Михаил Старицкий - Перед бурей
— Так и тебя, Ганно, словно божью звезду, встретил я в жизни, — произнес тихо Богун, подымая на Ганну глаза.
Ганна молчала, склонивши еще ниже голову.
— Только мелькнешь ты, как звездочка между туч, да и опять спрячешься, — продолжал Богун, — и снова темная ночь обступает козака.
Ганна подняла голову и ответила твердо:
— Не одного тебя, козаче, охватила темная ночь, и не мне ее разгонять. Одному только богу все доступно, и к нему только стремятся теперь все наши помыслы и мольбы.
Богун взглянул на ее серьезное лицо и, пришпоривши коня, проскакал вперед.
Несколько раз в продолжение дня возвращался он к возу, на котором ехала Ганна, расспрашивал ее, удобно ли ей ехать, не выпьет ли она вина, не съест ли чего? То он гарцевал рядом с нею, то громко взгикивал и пускал коня в карьер по зеленой степи. И Ганна невольно любовалась его статной фигурой, как бы приросшей к коню, и удалой посадкой, и дикою скачкой вперегонку с ветром.
Отдыхать остановились только тогда, когда уж край неба залился алым и золотым сияньем. Обставили кругом возы, стреножили коней и пустили в степь. Развели огонек, подвесили походные котелки... Богомольцы расположились отдельно от козаков; размотали бинты на усталых ногах, развязали котомки, вынули хлеб, соль, лук и редьку, и покуда кулишок закипал понемногу на огоньке, стали закусывать и запивать чистой водой.
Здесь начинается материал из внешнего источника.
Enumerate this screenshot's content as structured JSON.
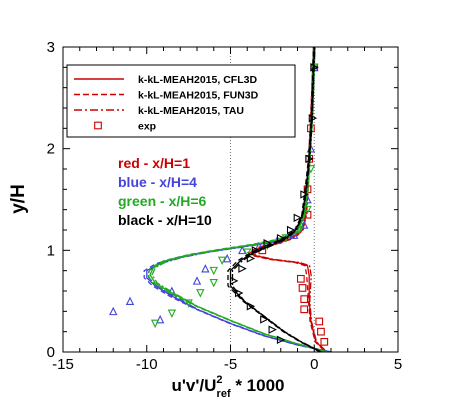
{
  "chart_data": {
    "type": "line",
    "xlabel": "u'v'/U",
    "xlabel_sub": "ref",
    "xlabel_sup": "2",
    "xlabel_suffix": " * 1000",
    "ylabel": "y/H",
    "xlim": [
      -15,
      5
    ],
    "ylim": [
      0,
      3
    ],
    "x_ticks": [
      -15,
      -10,
      -5,
      0,
      5
    ],
    "y_ticks": [
      0,
      1,
      2,
      3
    ],
    "grid": false,
    "legend_position": "upper-left",
    "legend": [
      {
        "label": "k-kL-MEAH2015, CFL3D",
        "style": "solid",
        "color": "#cc0000"
      },
      {
        "label": "k-kL-MEAH2015, FUN3D",
        "style": "dashed",
        "color": "#cc0000"
      },
      {
        "label": "k-kL-MEAH2015, TAU",
        "style": "dashdot",
        "color": "#cc0000"
      },
      {
        "label": "exp",
        "style": "marker-square",
        "color": "#cc0000"
      }
    ],
    "annotations": [
      {
        "text": "red - x/H=1",
        "color": "#cc0000"
      },
      {
        "text": "blue - x/H=4",
        "color": "#4444dd"
      },
      {
        "text": "green - x/H=6",
        "color": "#22aa22"
      },
      {
        "text": "black - x/H=10",
        "color": "#000000"
      }
    ],
    "series": [
      {
        "station": "x/H=1",
        "color": "#cc0000",
        "marker": "square",
        "cfd": [
          [
            0.6,
            0.02
          ],
          [
            0.1,
            0.1
          ],
          [
            -0.2,
            0.3
          ],
          [
            -0.3,
            0.5
          ],
          [
            -0.3,
            0.75
          ],
          [
            -0.4,
            0.85
          ],
          [
            -1.0,
            0.88
          ],
          [
            -2.5,
            0.91
          ],
          [
            -3.6,
            0.95
          ],
          [
            -3.8,
            0.98
          ],
          [
            -3.2,
            1.03
          ],
          [
            -2.2,
            1.07
          ],
          [
            -1.3,
            1.12
          ],
          [
            -0.7,
            1.2
          ],
          [
            -0.5,
            1.35
          ],
          [
            -0.4,
            1.6
          ],
          [
            -0.3,
            1.9
          ],
          [
            -0.2,
            2.2
          ],
          [
            -0.1,
            2.6
          ],
          [
            0,
            3.0
          ]
        ],
        "exp": [
          [
            0.6,
            0.1
          ],
          [
            0.4,
            0.2
          ],
          [
            0.3,
            0.3
          ],
          [
            -0.6,
            0.42
          ],
          [
            -0.6,
            0.52
          ],
          [
            -0.7,
            0.63
          ],
          [
            -0.8,
            0.72
          ],
          [
            -3.1,
            1.0
          ],
          [
            -0.4,
            1.35
          ],
          [
            -0.4,
            1.6
          ],
          [
            -0.3,
            1.9
          ],
          [
            -0.2,
            2.2
          ],
          [
            0,
            2.8
          ]
        ]
      },
      {
        "station": "x/H=4",
        "color": "#4444dd",
        "marker": "triangle-up",
        "cfd": [
          [
            1.0,
            0.0
          ],
          [
            -1.0,
            0.07
          ],
          [
            -3.0,
            0.16
          ],
          [
            -5.0,
            0.28
          ],
          [
            -7.0,
            0.42
          ],
          [
            -8.5,
            0.55
          ],
          [
            -9.5,
            0.65
          ],
          [
            -10.0,
            0.73
          ],
          [
            -10.0,
            0.8
          ],
          [
            -9.3,
            0.87
          ],
          [
            -8.0,
            0.93
          ],
          [
            -6.5,
            0.98
          ],
          [
            -4.5,
            1.03
          ],
          [
            -2.5,
            1.08
          ],
          [
            -1.3,
            1.15
          ],
          [
            -0.7,
            1.3
          ],
          [
            -0.5,
            1.5
          ],
          [
            -0.3,
            1.9
          ],
          [
            -0.15,
            2.3
          ],
          [
            0,
            3.0
          ]
        ],
        "exp": [
          [
            -12.0,
            0.4
          ],
          [
            -11.0,
            0.5
          ],
          [
            -9.2,
            0.32
          ],
          [
            -8.5,
            0.6
          ],
          [
            -7.0,
            0.7
          ],
          [
            -6.5,
            0.82
          ],
          [
            -5.2,
            0.92
          ],
          [
            -4.3,
            1.0
          ],
          [
            -3.3,
            1.04
          ],
          [
            -2.2,
            1.1
          ],
          [
            -1.2,
            1.15
          ],
          [
            -0.6,
            1.25
          ],
          [
            -0.4,
            1.5
          ],
          [
            -0.2,
            2.0
          ],
          [
            0,
            2.8
          ]
        ]
      },
      {
        "station": "x/H=6",
        "color": "#22aa22",
        "marker": "triangle-down",
        "cfd": [
          [
            0.8,
            0.0
          ],
          [
            -1.0,
            0.08
          ],
          [
            -3.0,
            0.18
          ],
          [
            -5.0,
            0.31
          ],
          [
            -7.0,
            0.45
          ],
          [
            -8.5,
            0.58
          ],
          [
            -9.5,
            0.68
          ],
          [
            -9.8,
            0.76
          ],
          [
            -9.6,
            0.83
          ],
          [
            -8.8,
            0.9
          ],
          [
            -7.3,
            0.96
          ],
          [
            -5.5,
            1.01
          ],
          [
            -3.5,
            1.06
          ],
          [
            -2.0,
            1.11
          ],
          [
            -1.0,
            1.18
          ],
          [
            -0.6,
            1.35
          ],
          [
            -0.4,
            1.6
          ],
          [
            -0.25,
            2.0
          ],
          [
            -0.1,
            2.4
          ],
          [
            0,
            3.0
          ]
        ],
        "exp": [
          [
            -9.5,
            0.28
          ],
          [
            -8.5,
            0.38
          ],
          [
            -7.5,
            0.48
          ],
          [
            -6.8,
            0.58
          ],
          [
            -6.0,
            0.68
          ],
          [
            -6.0,
            0.8
          ],
          [
            -5.5,
            0.9
          ],
          [
            -4.0,
            0.98
          ],
          [
            -2.8,
            1.05
          ],
          [
            -1.7,
            1.12
          ],
          [
            -0.9,
            1.2
          ],
          [
            -0.4,
            1.4
          ],
          [
            -0.2,
            1.8
          ],
          [
            0,
            2.8
          ]
        ]
      },
      {
        "station": "x/H=10",
        "color": "#000000",
        "marker": "triangle-right",
        "cfd": [
          [
            0.4,
            0.0
          ],
          [
            -0.8,
            0.1
          ],
          [
            -1.8,
            0.2
          ],
          [
            -3.0,
            0.35
          ],
          [
            -4.2,
            0.5
          ],
          [
            -5.0,
            0.65
          ],
          [
            -5.0,
            0.8
          ],
          [
            -4.4,
            0.9
          ],
          [
            -3.6,
            0.98
          ],
          [
            -2.6,
            1.05
          ],
          [
            -1.7,
            1.12
          ],
          [
            -1.1,
            1.2
          ],
          [
            -0.7,
            1.35
          ],
          [
            -0.5,
            1.6
          ],
          [
            -0.3,
            1.9
          ],
          [
            -0.15,
            2.3
          ],
          [
            0,
            3.0
          ]
        ],
        "exp": [
          [
            -2.0,
            0.12
          ],
          [
            -2.5,
            0.22
          ],
          [
            -3.0,
            0.32
          ],
          [
            -3.8,
            0.45
          ],
          [
            -4.5,
            0.58
          ],
          [
            -4.8,
            0.7
          ],
          [
            -4.3,
            0.82
          ],
          [
            -3.8,
            0.92
          ],
          [
            -3.5,
            1.0
          ],
          [
            -2.8,
            1.07
          ],
          [
            -2.0,
            1.12
          ],
          [
            -1.4,
            1.2
          ],
          [
            -1.0,
            1.32
          ],
          [
            -0.6,
            1.55
          ],
          [
            -0.3,
            1.9
          ],
          [
            -0.1,
            2.3
          ],
          [
            0,
            2.8
          ]
        ]
      }
    ]
  }
}
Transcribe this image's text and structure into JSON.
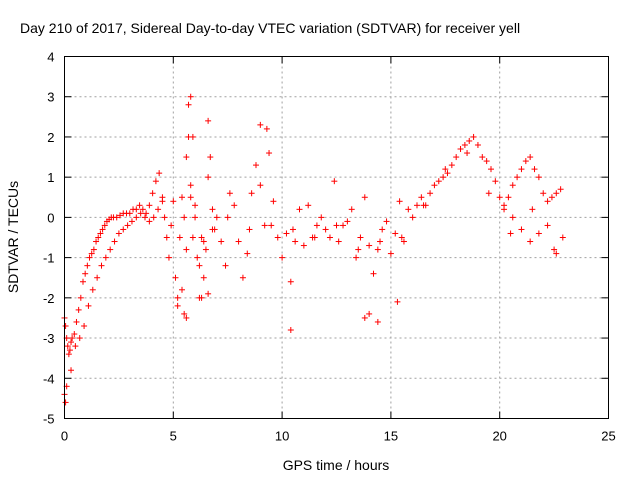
{
  "chart_data": {
    "type": "scatter",
    "title": "Day 210 of 2017, Sidereal Day-to-day VTEC variation (SDTVAR) for receiver yell",
    "xlabel": "GPS time / hours",
    "ylabel": "SDTVAR / TECUs",
    "xlim": [
      0,
      25
    ],
    "ylim": [
      -5,
      4
    ],
    "xticks": [
      "0",
      "5",
      "10",
      "15",
      "20",
      "25"
    ],
    "yticks": [
      "-5",
      "-4",
      "-3",
      "-2",
      "-1",
      "0",
      "1",
      "2",
      "3",
      "4"
    ],
    "grid": true,
    "marker": "+",
    "series": [
      {
        "name": "SDTVAR",
        "color": "#ff0000",
        "x": [
          0.0,
          0.05,
          0.1,
          0.15,
          0.2,
          0.25,
          0.3,
          0.35,
          0.45,
          0.55,
          0.65,
          0.75,
          0.85,
          0.95,
          1.05,
          1.15,
          1.25,
          1.35,
          1.45,
          1.55,
          1.65,
          1.75,
          1.85,
          1.95,
          2.05,
          2.15,
          2.25,
          2.4,
          2.55,
          2.7,
          2.85,
          3.0,
          3.15,
          3.3,
          3.45,
          3.6,
          3.75,
          3.9,
          4.05,
          4.2,
          4.35,
          4.5,
          4.6,
          4.7,
          4.8,
          4.9,
          5.0,
          5.1,
          5.2,
          5.3,
          5.4,
          5.5,
          5.6,
          5.7,
          5.8,
          5.9,
          6.0,
          6.1,
          6.2,
          6.3,
          6.4,
          6.5,
          6.6,
          6.7,
          6.8,
          6.9,
          7.0,
          7.2,
          7.4,
          7.6,
          7.8,
          8.0,
          8.2,
          8.4,
          8.6,
          8.8,
          9.0,
          9.2,
          9.4,
          9.6,
          9.8,
          10.0,
          10.2,
          10.4,
          10.6,
          10.8,
          11.0,
          11.2,
          11.4,
          11.6,
          11.8,
          12.0,
          12.2,
          12.4,
          12.6,
          12.8,
          13.0,
          13.2,
          13.4,
          13.6,
          13.8,
          14.0,
          14.2,
          14.4,
          14.6,
          14.8,
          15.0,
          15.2,
          15.4,
          15.6,
          15.8,
          16.0,
          16.2,
          16.4,
          16.6,
          16.8,
          17.0,
          17.2,
          17.4,
          17.6,
          17.8,
          18.0,
          18.2,
          18.4,
          18.6,
          18.8,
          19.0,
          19.2,
          19.4,
          19.6,
          19.8,
          20.0,
          20.2,
          20.4,
          20.6,
          20.8,
          21.0,
          21.2,
          21.4,
          21.6,
          21.8,
          22.0,
          22.2,
          22.4,
          22.6,
          22.8,
          0.1,
          0.3,
          0.5,
          0.7,
          0.9,
          1.1,
          1.3,
          1.5,
          1.7,
          1.9,
          2.1,
          2.3,
          2.5,
          2.7,
          2.9,
          3.1,
          3.3,
          3.5,
          3.7,
          3.9,
          4.1,
          4.3,
          4.5,
          5.2,
          5.4,
          5.6,
          5.8,
          6.0,
          6.2,
          6.4,
          6.6,
          6.8,
          7.5,
          8.5,
          9.5,
          10.5,
          11.5,
          12.5,
          13.5,
          14.5,
          15.5,
          16.5,
          17.5,
          18.5,
          19.5,
          20.5,
          21.5,
          22.5,
          20.2,
          20.6,
          21.0,
          21.4,
          21.8,
          22.2,
          22.6,
          22.9,
          5.7,
          5.8,
          6.6,
          9.0,
          9.3,
          5.5,
          5.6,
          5.9,
          6.3,
          13.8,
          14.0,
          14.4,
          10.4,
          15.3,
          0.05,
          0.0
        ],
        "y": [
          -2.5,
          -2.7,
          -3.0,
          -3.2,
          -3.4,
          -3.3,
          -3.1,
          -3.0,
          -2.9,
          -2.6,
          -2.3,
          -2.0,
          -1.6,
          -1.4,
          -1.2,
          -1.0,
          -0.9,
          -0.8,
          -0.6,
          -0.5,
          -0.4,
          -0.3,
          -0.2,
          -0.1,
          -0.05,
          0.0,
          0.0,
          0.0,
          0.05,
          0.1,
          0.1,
          0.1,
          0.2,
          0.2,
          0.3,
          0.2,
          0.1,
          0.3,
          0.6,
          0.9,
          1.1,
          0.5,
          0.0,
          -0.5,
          -1.0,
          -0.2,
          0.4,
          -1.5,
          -2.0,
          -0.5,
          0.5,
          0.0,
          1.5,
          2.0,
          0.5,
          -0.5,
          0.0,
          -1.0,
          -2.0,
          -0.5,
          -1.5,
          -0.8,
          1.0,
          1.5,
          0.2,
          -0.3,
          0.0,
          -0.6,
          -1.2,
          0.6,
          0.3,
          -0.6,
          -1.5,
          -0.9,
          0.6,
          1.3,
          0.8,
          -0.2,
          1.6,
          0.4,
          -0.5,
          -1.0,
          -0.4,
          -1.6,
          -0.6,
          0.2,
          -0.7,
          0.3,
          -0.5,
          -0.2,
          0.0,
          -0.3,
          -0.5,
          0.9,
          -0.6,
          -0.2,
          -0.1,
          0.2,
          -1.0,
          -0.5,
          0.5,
          -0.7,
          -1.4,
          -0.8,
          -0.3,
          -0.1,
          -0.9,
          -0.4,
          0.4,
          -0.6,
          0.2,
          0.0,
          0.3,
          0.5,
          0.3,
          0.6,
          0.8,
          0.9,
          1.0,
          1.1,
          1.3,
          1.5,
          1.7,
          1.8,
          1.9,
          2.0,
          1.8,
          1.5,
          1.4,
          1.2,
          0.9,
          0.5,
          0.2,
          0.5,
          0.8,
          1.0,
          1.2,
          1.4,
          1.5,
          1.2,
          1.0,
          0.6,
          0.4,
          0.5,
          0.6,
          0.7,
          -4.2,
          -3.8,
          -3.2,
          -3.0,
          -2.7,
          -2.2,
          -1.8,
          -1.5,
          -1.2,
          -1.0,
          -0.8,
          -0.6,
          -0.4,
          -0.3,
          -0.2,
          -0.1,
          0.0,
          0.1,
          0.0,
          -0.1,
          0.0,
          0.2,
          0.4,
          -2.2,
          -1.8,
          -0.8,
          0.8,
          0.3,
          -1.2,
          -0.6,
          -1.9,
          -0.3,
          0.0,
          -0.3,
          -0.2,
          -0.3,
          -0.5,
          -0.2,
          -0.8,
          -0.6,
          -0.5,
          0.3,
          1.2,
          1.6,
          0.6,
          -0.4,
          0.2,
          -0.8,
          0.3,
          0.0,
          -0.3,
          -0.6,
          -0.4,
          -0.2,
          -0.9,
          -0.5,
          2.8,
          3.0,
          2.4,
          2.3,
          2.2,
          -2.4,
          -2.5,
          2.0,
          -2.0,
          -2.5,
          -2.4,
          -2.6,
          -2.8,
          -2.1,
          -4.6,
          -4.4
        ]
      }
    ]
  }
}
Козаки разлеглись также неподалеку полукругом, обратившись лицами к своему костру; не пели они песен ввиду наступавших страстных дней и истомившего всех долгого переезда по обходным путям, а молча курили свои короткие люльки; иногда кто-нибудь обронял, словно нечаянно, небрежное словцо, и снова тихое молчание охватывало неподвижную, точно из бронзы вылитую, группу козаков.
Богомольцы, проехавши весь день на подводах, чувствовали себя несколько бодрее. Более старые рассказывали о святых печерах. Говорили, что они идут под Днепром на ту сторону и что стены их выложены чистою медью, другие уверяли, что они тянуться вплоть до московского царства. Говорили о разных чудесах, совершившихся от прикосновения к святым мощам печерским и к телу святой Варвары, покоящемуся в Михайловском златоверхом монастыре. Разговоры велись тихо... Вечер настал сухой и теплый; ни одна струйка тумана не подымалась от земли; звезды горели ярким, сверкающим блеском...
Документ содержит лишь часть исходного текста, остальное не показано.